An 87-year-old African-American woman who was a nursing home resident with a history of diabetes mellitus type 2 came to the attention of medical staff because of continued high post-feed residuals from her tube feedings. She was aphasic and could not give a direct history to the staff. Her pertinent medical history included diabetes diagnosed nine years previously, subarachnoid hemorrhage leading to her aphasia, hemiplegia, seizures and dysphagia requiring percutaneous gastric feeds. She was completely dependent upon the tube feedings for nutritional and hydration support. She was noted to have recurrent monthly episodes of aspiration pneumonia, abdominal bloating, vomiting and large tube-feed residuals consistent with a diagnosis of underlying gastroparesis. With her ongoing decline, our patient was in a palliative state, desiring comfort measures with a limitation on testing. As a result, gastric emptying studies were not undertaken. On examination, she was aphasic with a percutaneous gastric tube in place and residuals of greater than 150mL. Her medications included allopurinol, buspirone, calcium and vitamin D, citalopram, insulin, levetiracetam, furosemide, levothyroxine, metoprolol, mexiletine, amlodipine, omeprazole, gabapentin and a prednisone taper for bullous pemphigoid. Laboratory studies showed no abnormalities and an abdominal X-ray showed no evidence of mechanical obstruction. She was started on a course of metoclopramide 30mg for pro-kinetic effect and prochlorperazine 25mg daily for nausea. Both medications provided temporary improvement in nausea and vomiting and modest reductions in her residuals.
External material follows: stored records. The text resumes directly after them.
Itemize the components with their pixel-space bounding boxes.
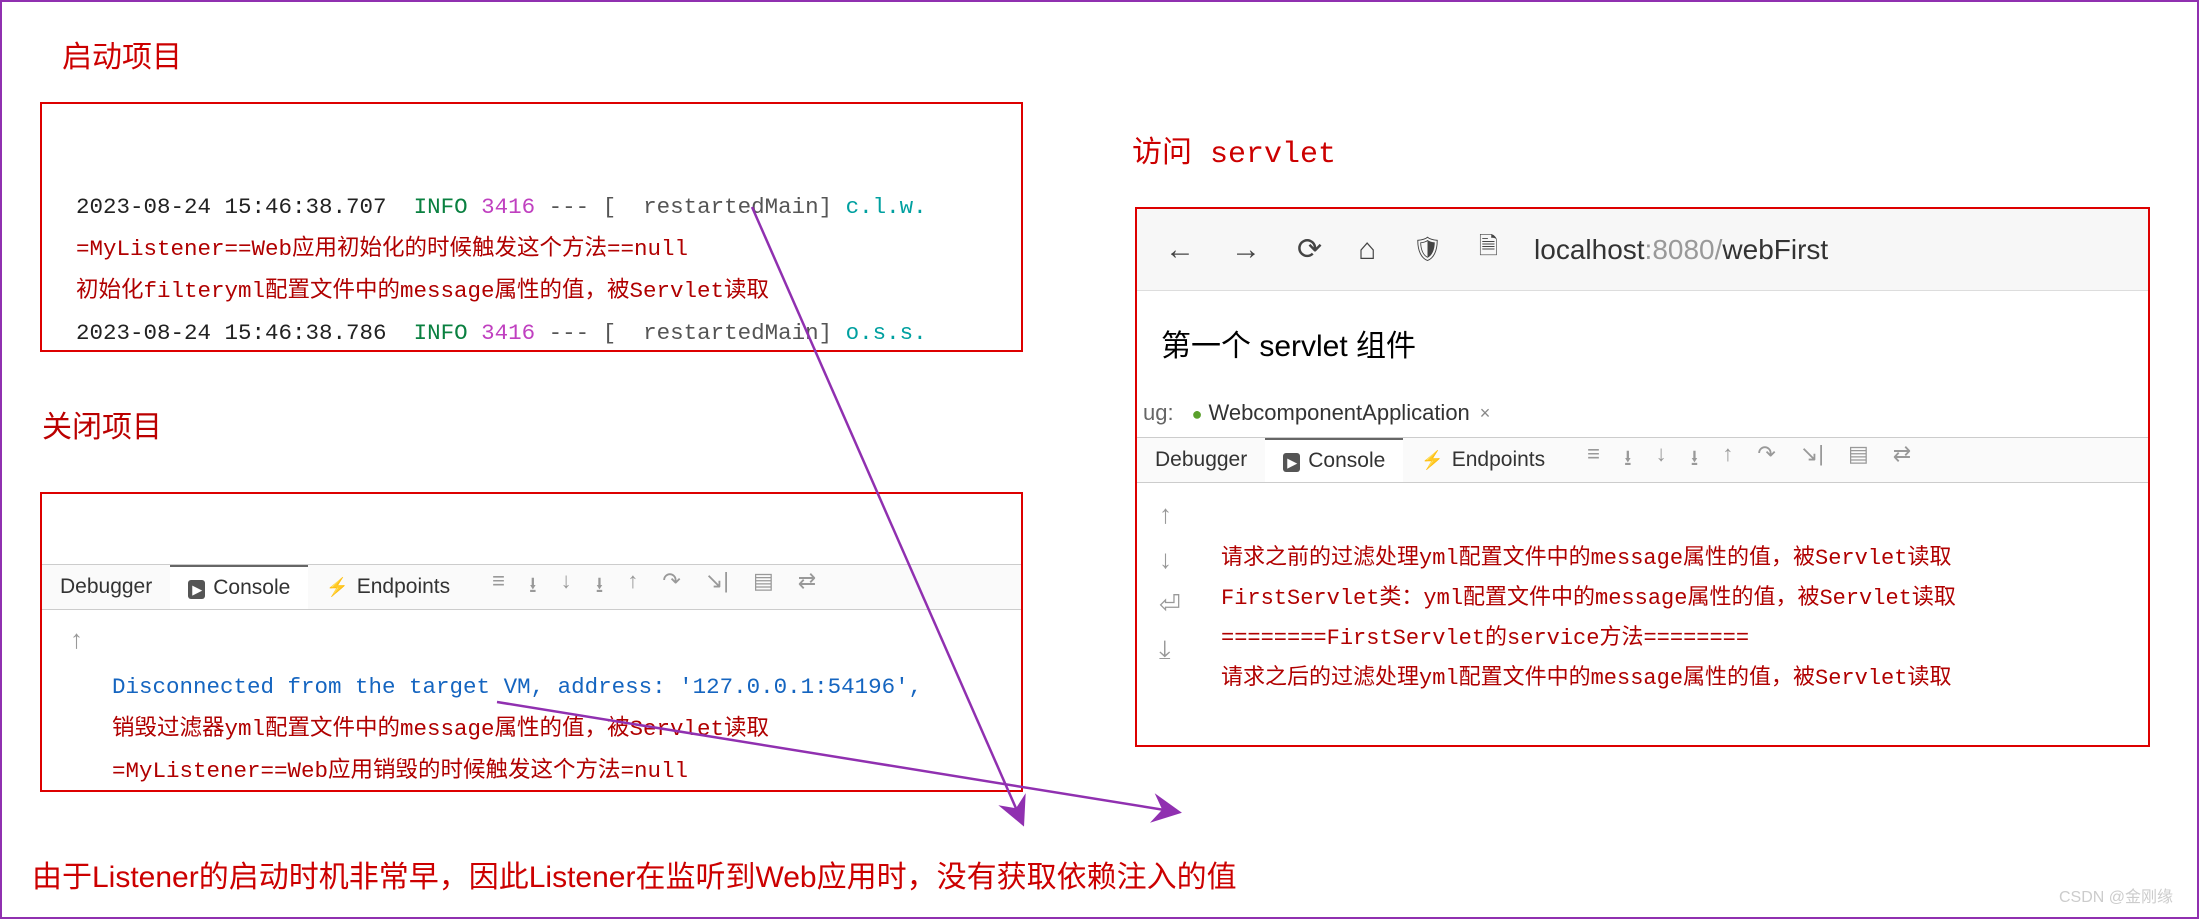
tool-icon[interactable]: ≡: [1587, 441, 1600, 479]
log-thread: --- [ restartedMain]: [535, 194, 846, 220]
tab-endpoints[interactable]: Endpoints: [1403, 438, 1563, 482]
title-visit-servlet: 访问 servlet: [1132, 127, 1336, 172]
tool-icon[interactable]: ↓: [1656, 441, 1667, 479]
console-gutter-close: ↑: [70, 624, 83, 655]
debug-run-header: ug: WebcomponentApplication ×: [1137, 389, 2148, 437]
tool-icon[interactable]: ↓: [561, 568, 572, 606]
debug-header-prefix: ug:: [1143, 400, 1174, 426]
console-toolbar: ≡ ⭳ ↓ ⭳ ↑ ↷ ↘| ▤ ⇄: [492, 568, 816, 606]
log-filter-init: 初始化filteryml配置文件中的message属性的值，被Servlet读取: [76, 278, 769, 304]
tool-icon[interactable]: ⇄: [798, 568, 816, 606]
log-level-info: INFO: [400, 194, 481, 220]
tool-icon[interactable]: ↑: [1722, 441, 1733, 479]
close-tab-icon[interactable]: ×: [1480, 403, 1491, 424]
log-post-filter: 请求之后的过滤处理yml配置文件中的message属性的值，被Servlet读取: [1221, 666, 1951, 691]
tool-icon[interactable]: ▤: [1848, 441, 1869, 479]
tool-icon[interactable]: ⇄: [1893, 441, 1911, 479]
console-toolbar: ≡ ⭳ ↓ ⭳ ↑ ↷ ↘| ▤ ⇄: [1587, 441, 1911, 479]
tab-debugger[interactable]: Debugger: [1137, 438, 1265, 482]
app-name: WebcomponentApplication: [1208, 400, 1469, 426]
step-up-icon[interactable]: ↑: [1159, 499, 1181, 530]
log-service-method: ========FirstServlet的service方法========: [1221, 626, 1749, 651]
tool-icon[interactable]: ⭳: [1624, 441, 1632, 479]
log-listener-init: =MyListener==Web应用初始化的时候触发这个方法==null: [76, 236, 688, 262]
url-bar[interactable]: localhost:8080/webFirst: [1534, 234, 1828, 266]
endpoints-icon: [1421, 448, 1443, 472]
tool-icon[interactable]: ≡: [492, 568, 505, 606]
step-down-icon[interactable]: ↓: [1159, 544, 1181, 575]
home-icon[interactable]: ⌂: [1358, 233, 1376, 267]
title-start-project: 启动项目: [62, 32, 182, 76]
back-icon[interactable]: ←: [1165, 233, 1195, 267]
tab-console[interactable]: Console: [1265, 438, 1403, 482]
app-run-icon: [1192, 400, 1209, 426]
visit-log-content: 请求之前的过滤处理yml配置文件中的message属性的值，被Servlet读取…: [1221, 499, 1956, 739]
tab-debugger[interactable]: Debugger: [42, 565, 170, 609]
log-class: o.s.s.: [846, 320, 927, 346]
debugger-tabs-close: Debugger Console Endpoints ≡ ⭳ ↓ ⭳ ↑ ↷ ↘…: [42, 564, 1021, 610]
panel-visit-servlet: ← → ⟳ ⌂ 🛡 🗎 localhost:8080/webFirst 第一个 …: [1135, 207, 2150, 747]
page-title: 第一个 servlet 组件: [1161, 321, 1416, 365]
start-log-content: 2023-08-24 15:46:38.707 INFO 3416 --- [ …: [76, 144, 987, 396]
panel-start-log: 2023-08-24 15:46:38.707 INFO 3416 --- [ …: [40, 102, 1023, 352]
log-disconnect: Disconnected from the target VM, address…: [112, 674, 922, 700]
log-filter-destroy: 销毁过滤器yml配置文件中的message属性的值，被Servlet读取: [112, 716, 769, 742]
log-servlet-class: FirstServlet类：yml配置文件中的message属性的值，被Serv…: [1221, 586, 1956, 611]
tool-icon[interactable]: ⭳: [529, 568, 537, 606]
tool-icon[interactable]: ↑: [627, 568, 638, 606]
log-pid: 3416: [481, 320, 535, 346]
log-pre-filter: 请求之前的过滤处理yml配置文件中的message属性的值，被Servlet读取: [1221, 546, 1951, 571]
debugger-tabs-visit: Debugger Console Endpoints ≡ ⭳ ↓ ⭳ ↑ ↷ ↘…: [1137, 437, 2148, 483]
console-icon: [1283, 449, 1300, 473]
watermark: CSDN @金刚缘: [2059, 883, 2173, 907]
log-level-info: INFO: [400, 320, 481, 346]
refresh-icon[interactable]: ⟳: [1297, 232, 1322, 267]
tool-icon[interactable]: ⭳: [596, 568, 604, 606]
wrap-icon[interactable]: ⏎: [1159, 589, 1181, 620]
tab-endpoints[interactable]: Endpoints: [308, 565, 468, 609]
title-close-project: 关闭项目: [42, 402, 162, 446]
log-timestamp: 2023-08-24 15:46:38.707: [76, 194, 400, 220]
scroll-end-icon[interactable]: ⤓: [1159, 634, 1181, 666]
footnote-explanation: 由于Listener的启动时机非常早，因此Listener在监听到Web应用时，…: [32, 852, 1237, 896]
tool-icon[interactable]: ↷: [662, 568, 680, 606]
log-listener-destroy: =MyListener==Web应用销毁的时候触发这个方法=null: [112, 758, 688, 784]
endpoints-icon: [326, 575, 348, 599]
tool-icon[interactable]: ↘|: [1800, 441, 1824, 479]
step-up-icon[interactable]: ↑: [70, 624, 83, 655]
tool-icon[interactable]: ↷: [1757, 441, 1775, 479]
log-pid: 3416: [481, 194, 535, 220]
tool-icon[interactable]: ⭳: [1691, 441, 1699, 479]
page-icon: 🗎: [1479, 229, 1498, 270]
shield-icon[interactable]: 🛡: [1412, 235, 1442, 264]
log-timestamp: 2023-08-24 15:46:38.786: [76, 320, 400, 346]
panel-close-log: Debugger Console Endpoints ≡ ⭳ ↓ ⭳ ↑ ↷ ↘…: [40, 492, 1023, 792]
console-icon: [188, 576, 205, 600]
close-log-content: Disconnected from the target VM, address…: [112, 624, 922, 834]
tab-console[interactable]: Console: [170, 565, 308, 609]
console-gutter-visit: ↑ ↓ ⏎ ⤓: [1159, 499, 1181, 666]
tool-icon[interactable]: ↘|: [705, 568, 729, 606]
diagram-root: 启动项目 关闭项目 访问 servlet 2023-08-24 15:46:38…: [0, 0, 2199, 919]
log-class: c.l.w.: [846, 194, 927, 220]
browser-toolbar: ← → ⟳ ⌂ 🛡 🗎 localhost:8080/webFirst: [1137, 209, 2148, 291]
forward-icon[interactable]: →: [1231, 233, 1261, 267]
log-thread: --- [ restartedMain]: [535, 320, 846, 346]
tool-icon[interactable]: ▤: [753, 568, 774, 606]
Her nursing home course was complicated by continued episodes of recurrent aspiration pneumonia requiring hospitalization and oxygen supplementation. The doses of her anti-emetic and pro-kinetic agents were adjusted and her tube feeds were slowed significantly. There were considerable risks to our patient as the staff continued to slow the tube feeds, which placed her at risk for low nutritional intake. Despite the changes, within a couple months, her increased post-void residuals returned. Her clinical picture and family wishes precluded invasive therapies such as a gastric electric stimulator and botulinum injections. Tricyclics and erythromycin were not considered ideal with her underlying mental and neurologic disorders and medication regimen. After review of the literature for non-invasive therapies to manage recalcitrant gastroparesis, two reports of success with mirtazapine were found. One case report involved a patient with post-gastropexy-related recalcitrant gastroparesis that promptly resolved with mirtazapine . In another report, a 27-year-old woman with diabetes type 1 and gastroparesis recalcitrant to seven months of therapy with all known medication regimen and botulinum toxin injections, had resolution of her symptoms within one week of therapy with 15mg of mirtazapine .
Our patient’s residual volume decreased from greater than 170mL to less than 70mL and she had no aspiration pneumonia for months prior to her death. Efficacy was noted at a threshold dose of 15mg nightly.